Ibu 55 Tahun dari Palembang yang tak Pernah Absen dari Aksi 411 Sampai 55

Rep: Mas Alamil Huda/ Red: Bilal Ramadhan
Para peserta Aksi SImpatik 55 yang melakukan shalat subuh di Masjid Istiqlal, Jakarta, Jumat (5/5).
Foto: Republika/Mas Alamil Huda
Para peserta Aksi SImpatik 55 yang melakukan shalat subuh di Masjid Istiqlal, Jakarta, Jumat (5/5).

REPUBLIKA.CO.ID, JAKARTA -- Seorang perempuan berkacamata masih mengenakan mukena ketika tengah malam menuju pergantian hari ke Jumat (5/5), di Masjid Istiqlal, Jakarta. Ia terlihat terus berdzikir dengan gerakan bibir yang tak pernah berhenti. Kedua tangannya menengadah dengan berpangku pada kakinya.

Ia duduk di salah satu sudut masjid di pusat Ibu Kota itu. Kerutan di kantung matanya menunjukkan tak lagi muda usianya. "Saya sudah 55 tahun," kata Hertati tersenyum.

Jilbab hitam dan baju batik lengan panjang yang dikenakan kian mengesankan perempuan ini bersahaja. Kehadirannya di Istiqlal tak lain untuk mengikuti Aksi 55. Ia datang jauh dari Palembang. Ibu dua putri itu tiba di Istiqlal sekitar pukul 16.00 WIB, Kamis (4/5).

Dia datang seorang diri. Dari Palembang, ia naik pesawat untuk sampai di Ibu Kota. Semua biaya dari kantong pribadinya. Jutaan rupiah ia keluarkan untuk biaya perjalanan dan hidup di Jakarta.

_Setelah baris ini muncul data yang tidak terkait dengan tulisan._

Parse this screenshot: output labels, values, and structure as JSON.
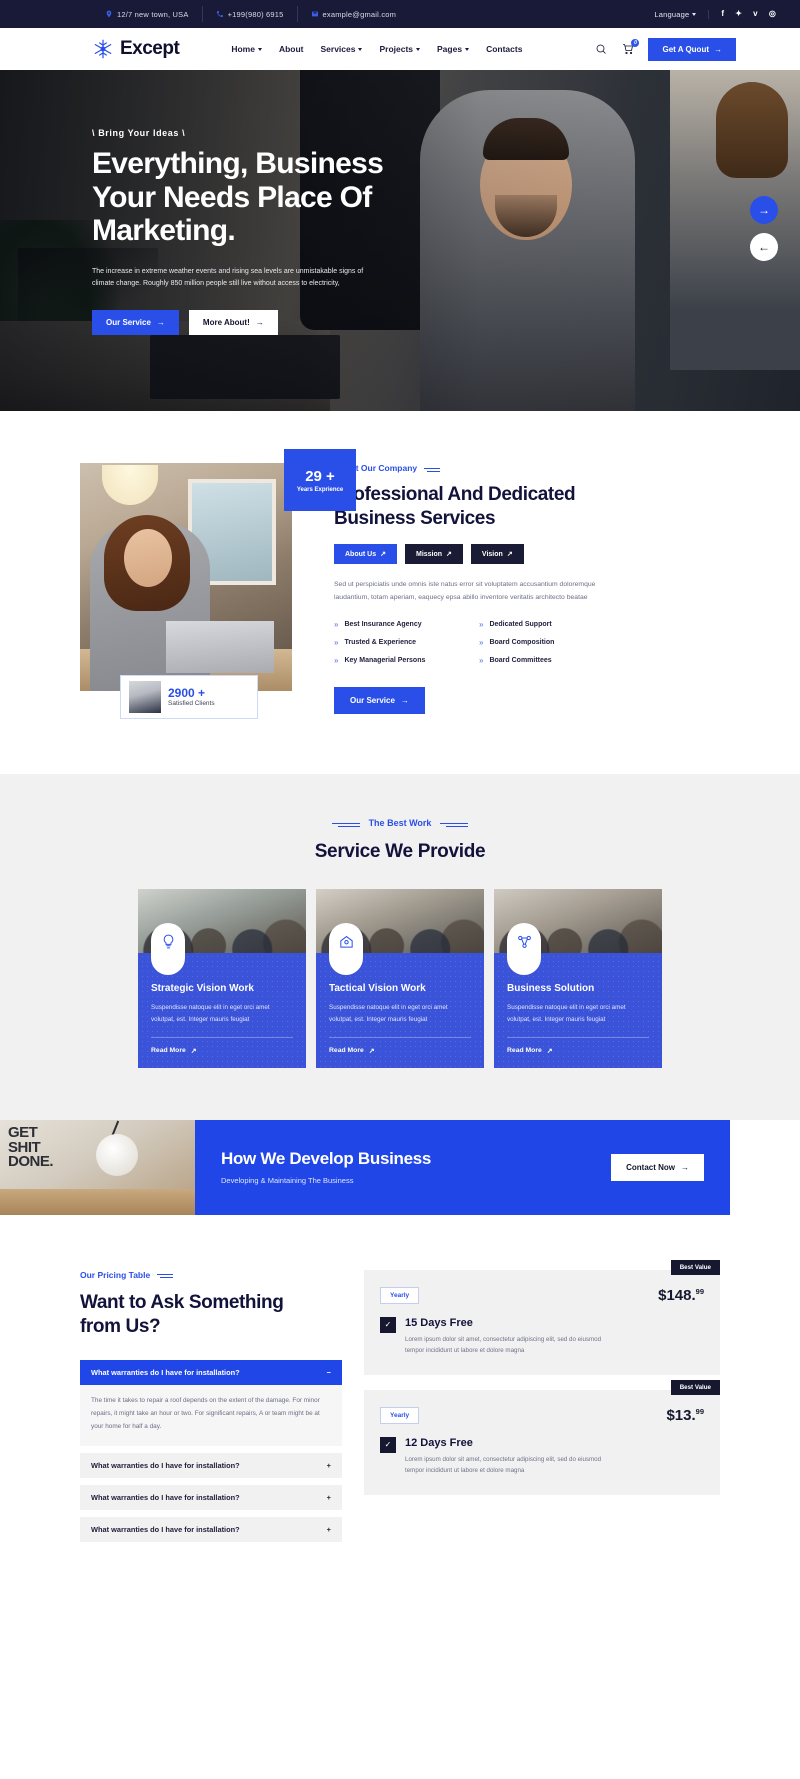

Hartati merasa, harga tiket pesawat dan seluruh biaya itu tak ada apa-apanya dengan keyakinan untuk membela apa yang diyakininya benar. Dia hanya seorang ibu rumah tangga sekaligus beternak bebek di kampung halamannya. Keluarga, mendukung penuh apa yang ditempuh Hertati.

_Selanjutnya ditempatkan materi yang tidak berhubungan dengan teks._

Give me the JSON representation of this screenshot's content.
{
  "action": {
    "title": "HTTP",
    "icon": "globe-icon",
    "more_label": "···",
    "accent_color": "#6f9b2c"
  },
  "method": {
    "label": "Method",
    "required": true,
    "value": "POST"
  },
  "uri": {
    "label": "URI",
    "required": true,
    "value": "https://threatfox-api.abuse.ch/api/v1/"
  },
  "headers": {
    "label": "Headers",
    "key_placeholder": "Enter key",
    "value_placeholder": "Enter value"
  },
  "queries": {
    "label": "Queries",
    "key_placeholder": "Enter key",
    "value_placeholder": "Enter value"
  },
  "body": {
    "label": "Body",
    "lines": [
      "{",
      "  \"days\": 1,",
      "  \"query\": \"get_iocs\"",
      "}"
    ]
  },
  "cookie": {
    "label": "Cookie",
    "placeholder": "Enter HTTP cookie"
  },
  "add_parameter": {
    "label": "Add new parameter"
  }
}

Dia menceritakan, Aksi 55 ini adalah salah satu bagian dari rangkaian panjang perjalanannya dalam mengikuti berbagai aksi di DKI. Dari Aksi 411, 212, 313, 19 April hingga Aksi 55 ini. Semua ia ikuti, datang dari Palembang seorang diri, dan dengan biaya pribadi.

"Saya membela agama yang saya yakini, dan saya masih mampu. Kalau tidak sekarang, apa menunggu sampai kita meninggal," katanya sambil memegang gawainya.

Hertati menunjukkan dokumentasi pribadinya di gawai saat Aksi 411 hingga 19 April lalu. Tapi yang terpenting, menurutnya, bukan dokumentasi itu, tapi harapan yang disuarakannya. Hertati berharap suaranya didengar petinggi negeri ini. Ia meminta hukum ditegakkan seadil-adilnya. Dan yang paling mendasar, dia tak ingin keyakinannya dinistakan.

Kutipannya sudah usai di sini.